Behind the scenes photography (BTS) captures certain situations in the process of making a motion picture, in a documentary manner. Working on the sets of Andrzej Wajda’s films, Renata Pajchel immortalized what was going on outside the cinematic camera’s field of vision. She documented the ongoing work of the director and the film crew. Sometimes confused with movie stills, BTS shots differ from them primarily in the way they frame reality, as they do not seek to emulate a cinematic take or the position of the rolling camera but rather record all the other activities that go into preparing and shooting takes. In the world of photography, BTS is equivalent to what would today be referred to as ‘making-of’ in documentary filmmaking.
The exhibition shows 51 photographs by Renata Pajchel, depicting the director at work on his films. In this artist’s photos, Andrzej Wajda becomes the main protagonist of her narrative, and what comes to the fore are his gestures, poses, and facial expressions. Some of the shots, which are somewhat more intimate, capture moments of profound concentration and involvement; some are testimony to both artists’ sense of humour. Renata Pajchel’s BTS photographs reveal a full range of Wajda’s emotions and help us understand how he worked. The poetics of most images is based on two coexisting components: the repertoire of the director’s gestures and – to reach for Henri Cartier-Bresson’s concept – ‘decisive moments’. With sensitivity and precision, Pajchel managed to capture one-off situations, which would have been impossible to retake, to use another cinematic term. In this way, her photographs come to complement the director’s creative endeavour and become an epilogue to each of his masterpieces that she worked on.
The first version of this exhibition was shown in 2019 at the Łódź Photographic Society’s (ŁTF) Gallery of Photography. The photographs (except for one) were selected by the artist herself. The show at the Manggha Museum of Japanese Art and Technology is another take on the project, prepared on the initiative of Krystyna Zachwatowicz-Wajda. The date chosen for the opening, 6 March, is far from random as it marks the 97th anniversary of Andrzej Wajda’s birth.

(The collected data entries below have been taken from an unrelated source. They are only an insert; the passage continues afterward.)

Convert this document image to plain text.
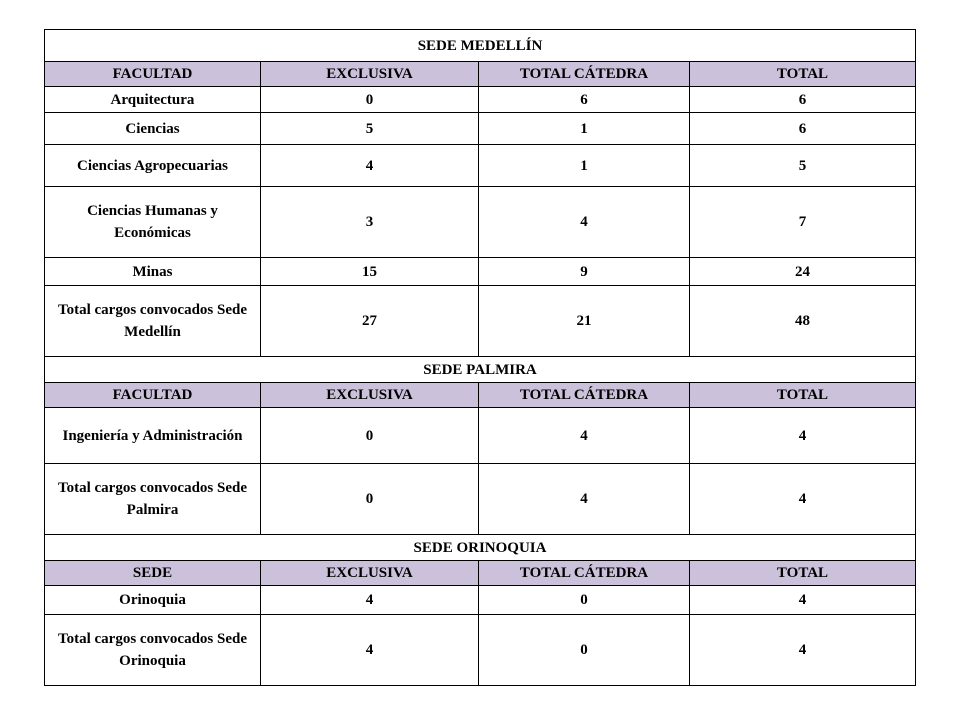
SEDE MEDELLÍN			
FACULTAD	EXCLUSIVA	TOTAL CÁTEDRA	TOTAL
Arquitectura	0	6	6
Ciencias	5	1	6
Ciencias Agropecuarias	4	1	5
Ciencias Humanas y Económicas	3	4	7
Minas	15	9	24
Total cargos convocados Sede Medellín	27	21	48
SEDE PALMIRA			
FACULTAD	EXCLUSIVA	TOTAL CÁTEDRA	TOTAL
Ingeniería y Administración	0	4	4
Total cargos convocados Sede Palmira	0	4	4
SEDE ORINOQUIA			
SEDE	EXCLUSIVA	TOTAL CÁTEDRA	TOTAL
Orinoquia	4	0	4
Total cargos convocados Sede Orinoquia	4	0	4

Renata Pajchel (1942–2020) graduated from the Łódź Film School with a degree in cinematography. She worked on the sets of major Polish film directors, notably Krzysztof Zanussi, Andrzej Żuławski, Janusz Morgenstern, Agnieszka Holland, and Witold Adamek. Her collaborations with Andrzej Wajda spanned nearly three decades, Everything for Sale (1968) being the first movie in his career that she recorded in her documentary photography. After that, she took both stills and BTS shots on the sets of Hunting Flies, Landscape After the Battle, The Birch Wood, The Wedding, The Promised Land, The Shadow Line, The Man of Marble, Without Anaesthesia, November Night, The Maids of Wilko, The Conductor, The Man of Iron, Danton, Chronicle of Amorous Accidents, The Possessed, Korczak, and The Crowned-Eagle Ring. Renata Pajchel’s work won appreciation for the profession of the film-set photographer in Poland and elevated it to the rank of art.